The opportunity to discuss climate issues with a rational person is one in which a simple presentation of the science will generally work. A few years ago I did a series of lectures on the science to a group of people curious about just how solid that science is. Noami Oreski's does a great lecture series herself on this issue of deniers vs the curious entittled "the american denial of climate change" in which pretty well outlines that history of the science and how it came to be that agnotology generated such denial in the first place.

The opportunity to discuss climate issues with a denier on the other hand requires a slightly different approach IMHO. The denier has already decided to ignore the realities for some alternative reality generally based on other psychological issues. The benefit of engaging with them doesn't lay in there twisted view of reality ever being swayed, its the chance to speak to the readers and show that the denier isn't able to address the science and instead is injecting distractions and fantasies into his/her argument. Showing just how irrational the denial really is, would be the primary goal of engaging a denier.

In private I'd just laugh it off and go my merry way, but in public you kinda have an obligation to forward the reality and impress upon those who are open minded enough to consider the science that the issues do present huge consequences should our failed leaders ever decide to actually do something about it.

But its the opportunity to spread awareness that is primary in engaging anyone concerning climate issues.
 
Firstly, I agree very much with emboldened.

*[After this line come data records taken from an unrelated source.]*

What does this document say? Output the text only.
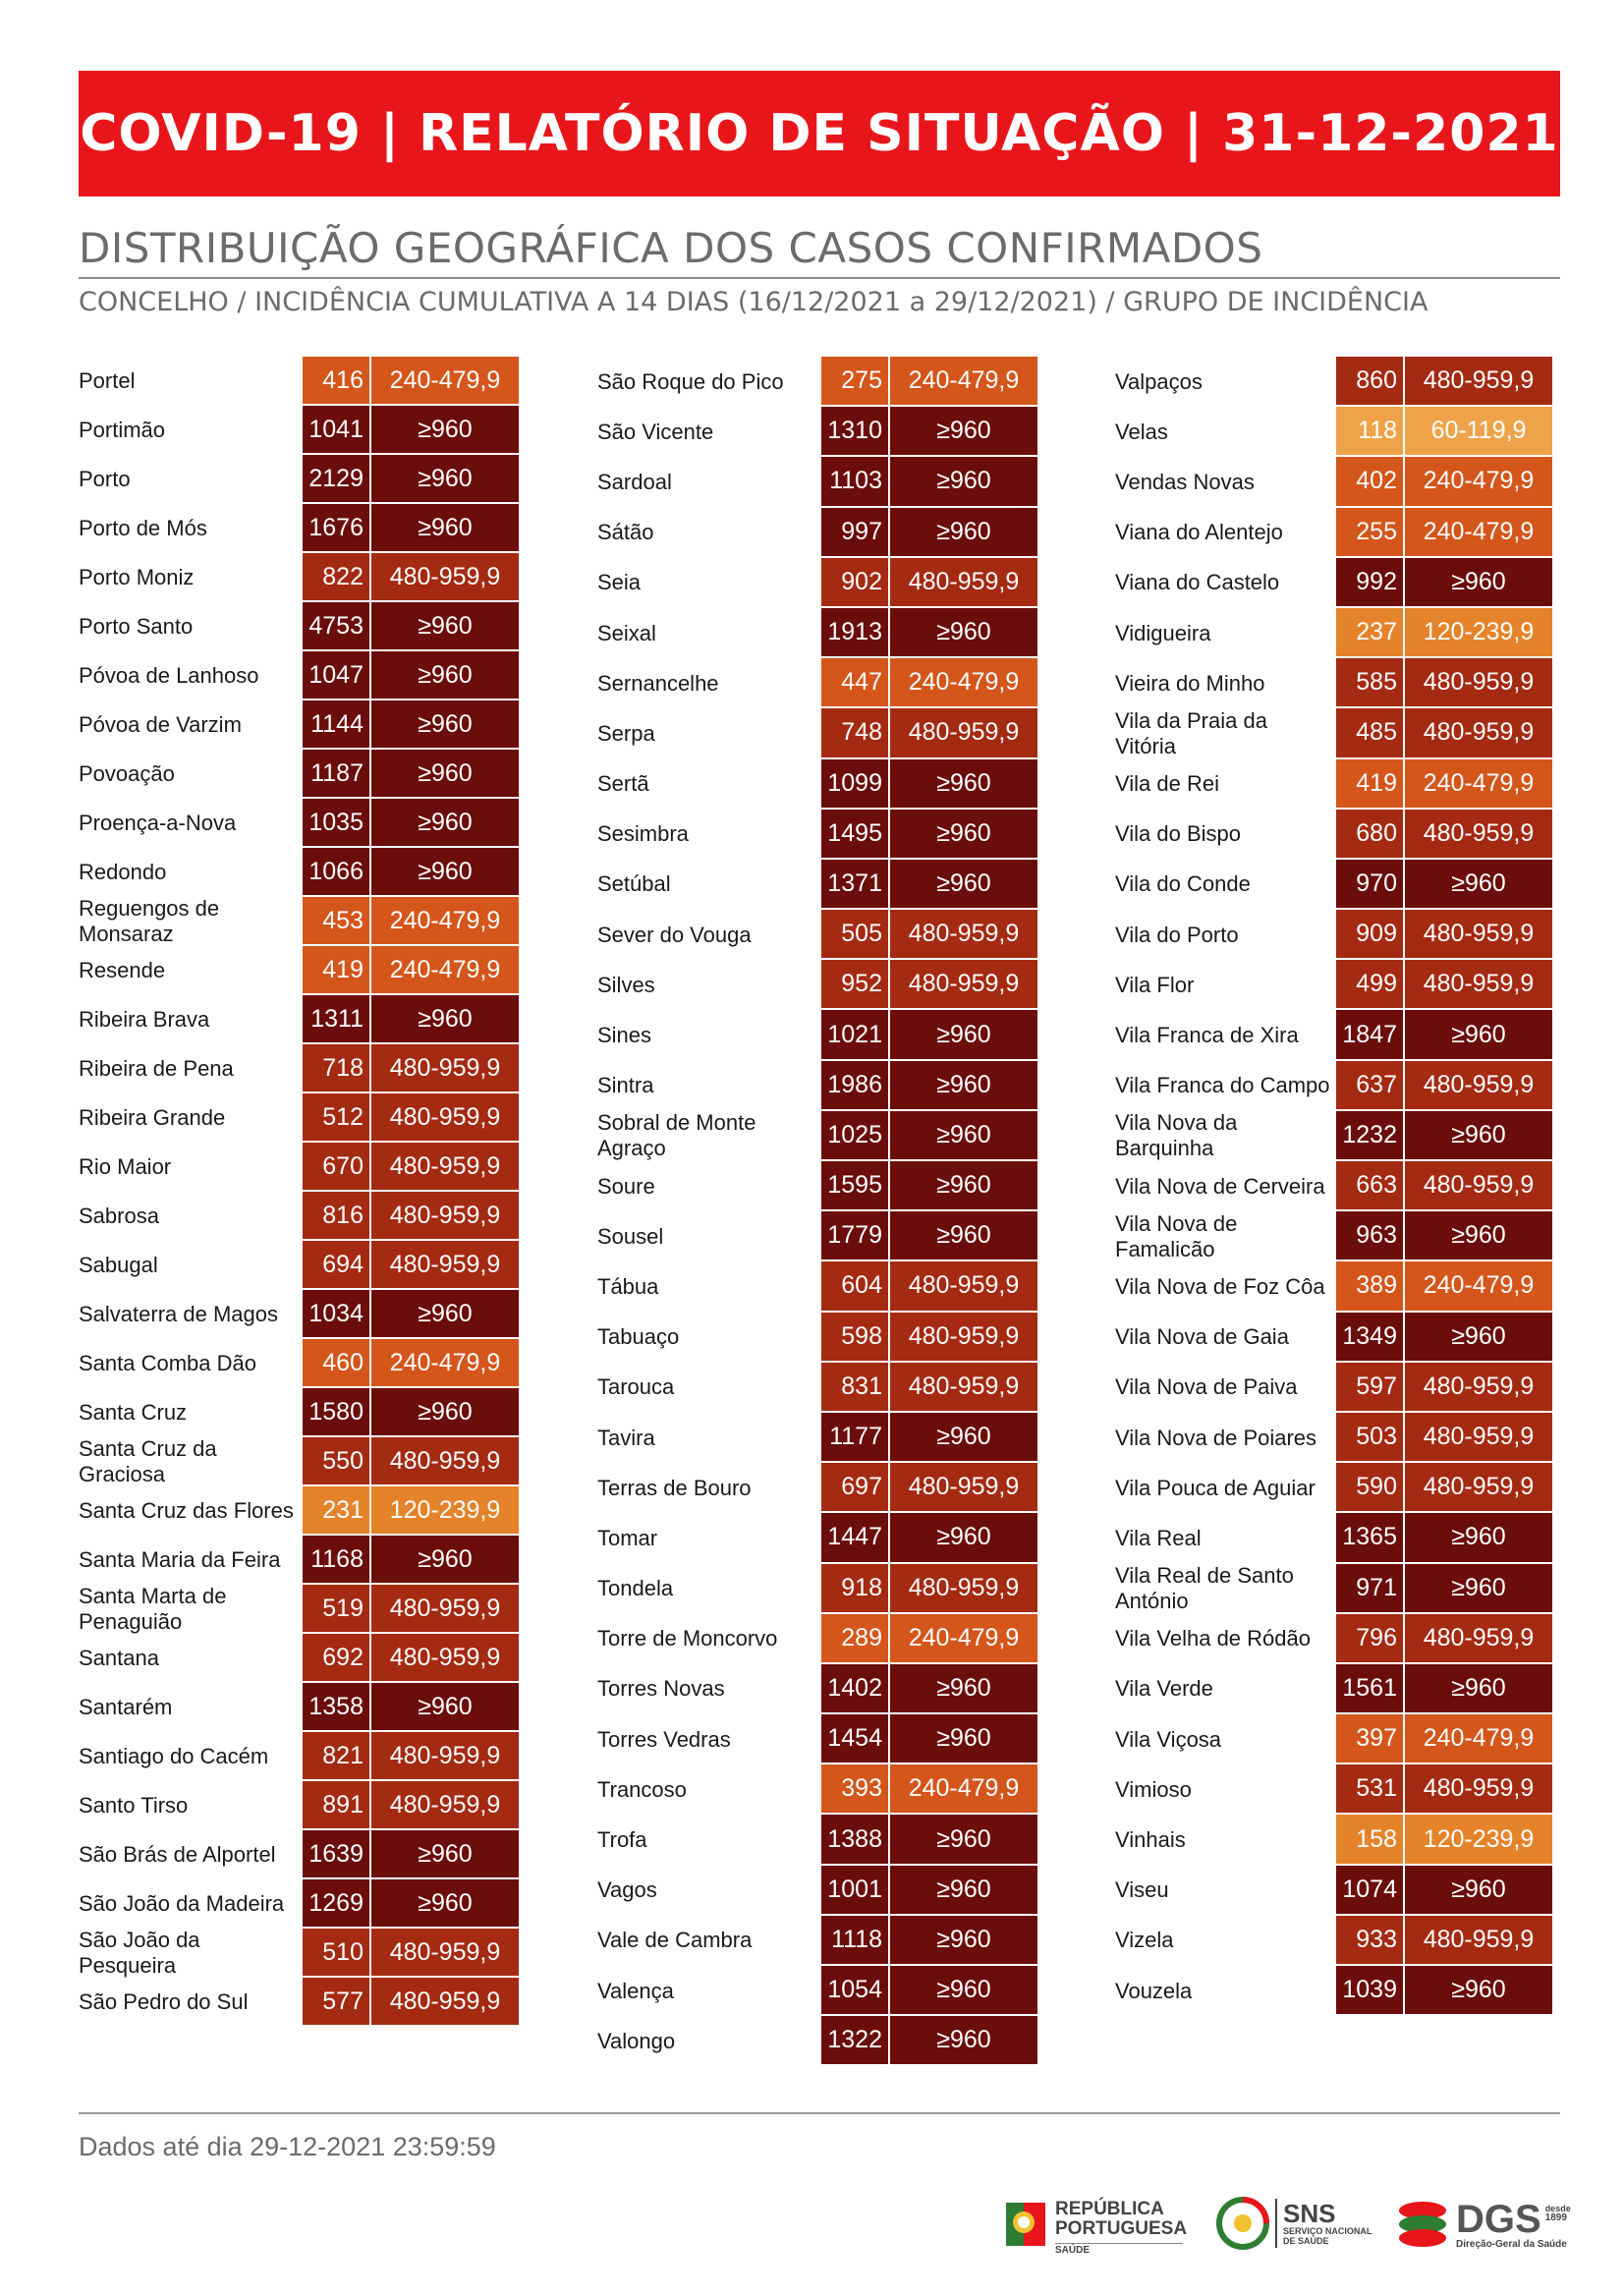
COVID-19 | RELATÓRIO DE SITUAÇÃO | 31-12-2021
DISTRIBUIÇÃO GEOGRÁFICA DOS CASOS CONFIRMADOS
CONCELHO / INCIDÊNCIA CUMULATIVA A 14 DIAS (16/12/2021 a 29/12/2021) / GRUPO DE INCIDÊNCIA
Portel	416	240-479,9
Portimão	1041	≥960
Porto	2129	≥960
Porto de Mós	1676	≥960
Porto Moniz	822	480-959,9
Porto Santo	4753	≥960
Póvoa de Lanhoso	1047	≥960
Póvoa de Varzim	1144	≥960
Povoação	1187	≥960
Proença-a-Nova	1035	≥960
Redondo	1066	≥960
Reguengos de Monsaraz	453	240-479,9
Resende	419	240-479,9
Ribeira Brava	1311	≥960
Ribeira de Pena	718	480-959,9
Ribeira Grande	512	480-959,9
Rio Maior	670	480-959,9
Sabrosa	816	480-959,9
Sabugal	694	480-959,9
Salvaterra de Magos	1034	≥960
Santa Comba Dão	460	240-479,9
Santa Cruz	1580	≥960
Santa Cruz da Graciosa	550	480-959,9
Santa Cruz das Flores	231	120-239,9
Santa Maria da Feira	1168	≥960
Santa Marta de Penaguião	519	480-959,9
Santana	692	480-959,9
Santarém	1358	≥960
Santiago do Cacém	821	480-959,9
Santo Tirso	891	480-959,9
São Brás de Alportel	1639	≥960
São João da Madeira	1269	≥960
São João da Pesqueira	510	480-959,9
São Pedro do Sul	577	480-959,9
São Roque do Pico	275	240-479,9
São Vicente	1310	≥960
Sardoal	1103	≥960
Sátão	997	≥960
Seia	902	480-959,9
Seixal	1913	≥960
Sernancelhe	447	240-479,9
Serpa	748	480-959,9
Sertã	1099	≥960
Sesimbra	1495	≥960
Setúbal	1371	≥960
Sever do Vouga	505	480-959,9
Silves	952	480-959,9
Sines	1021	≥960
Sintra	1986	≥960
Sobral de Monte Agraço	1025	≥960
Soure	1595	≥960
Sousel	1779	≥960
Tábua	604	480-959,9
Tabuaço	598	480-959,9
Tarouca	831	480-959,9
Tavira	1177	≥960
Terras de Bouro	697	480-959,9
Tomar	1447	≥960
Tondela	918	480-959,9
Torre de Moncorvo	289	240-479,9
Torres Novas	1402	≥960
Torres Vedras	1454	≥960
Trancoso	393	240-479,9
Trofa	1388	≥960
Vagos	1001	≥960
Vale de Cambra	1118	≥960
Valença	1054	≥960
Valongo	1322	≥960
Valpaços	860	480-959,9
Velas	118	60-119,9
Vendas Novas	402	240-479,9
Viana do Alentejo	255	240-479,9
Viana do Castelo	992	≥960
Vidigueira	237	120-239,9
Vieira do Minho	585	480-959,9
Vila da Praia da Vitória	485	480-959,9
Vila de Rei	419	240-479,9
Vila do Bispo	680	480-959,9
Vila do Conde	970	≥960
Vila do Porto	909	480-959,9
Vila Flor	499	480-959,9
Vila Franca de Xira	1847	≥960
Vila Franca do Campo	637	480-959,9
Vila Nova da Barquinha	1232	≥960
Vila Nova de Cerveira	663	480-959,9
Vila Nova de Famalicão	963	≥960
Vila Nova de Foz Côa	389	240-479,9
Vila Nova de Gaia	1349	≥960
Vila Nova de Paiva	597	480-959,9
Vila Nova de Poiares	503	480-959,9
Vila Pouca de Aguiar	590	480-959,9
Vila Real	1365	≥960
Vila Real de Santo António	971	≥960
Vila Velha de Ródão	796	480-959,9
Vila Verde	1561	≥960
Vila Viçosa	397	240-479,9
Vimioso	531	480-959,9
Vinhais	158	120-239,9
Viseu	1074	≥960
Vizela	933	480-959,9
Vouzela	1039	≥960
Dados até dia 29-12-2021 23:59:59
REPÚBLICA
PORTUGUESA
SAÚDE
SNS
SERVIÇO NACIONAL
DE SAÚDE	DGS desde
1899
Direção-Geral da Saúde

I can be convinced by evidence. I have repeatedly asked for it but sadly to no avail. Lurkers will no doubt note this.

.

I'm guessing your not reading my posts then. Cause more than enough scientific data has been presented to prove to any reasonable person that climate shift is very real, is happening much much faster than predicted, and can only have one result. Mass extinction
 
I can be convinced by evidence. I have repeatedly asked for it but sadly to no avail.
Really? I've seen you mainly react to evidence presented for AGW by diversion - by switching the topic to, "what can we do about it?" What evidence for AGW would you find convincing?

Oxymoron said:
Also, what is the point of 'diagnosing' a terminal illness other than for the sake of it and to allow someone time to put affairs in order. If there is no solution, all this angst is wasted and would in fact be better directed at the facilitators or orchestrators of the impending doom...
That's going about it backwards. It's as if you're in your home, and a friend looking out the window says, "There's an armed and angry lynch mob coming to the door, chanting your name!" - and you respond from your chair with, "Until you can suggest a way that I could survive such an attack, I don't see any reason to believe that this mob of yours exists."

Most of the proposed strategies for reducing carbon emissions would require substantial public and political will to set in motion. Summoning this will requires that people FIRST understand and accept the conclusions of climate researchers on the topic, regarding the future risks and effects of not taking action.

Oxymoron said:
So yes, I would like to see where the carbon comes from... however politically or economically damning that is and then i would like to see cogent plans for dealing with the problem, based on that information.

If I were dignosed with a terminal illness I would like to know how that was arrived at, what the prognosis was and how best to ameliate it.
Well, have you started looking at the source I gave you regarding the global carbon budget? Have you done any searching into proposals for reducing emissions?
 
If its got a huge ass nose, tusks and weighs 10,000 lbs, I'm calling it an elephant

It's been a while since I've scratched my head and wondered how to be in agreement with someone.

I should probably go back and read the original post again, given that it was about how to talk to a climate denier and then what and so forth. Because it seems like one of the rules should be that you're willing to let people agree with you if they want to.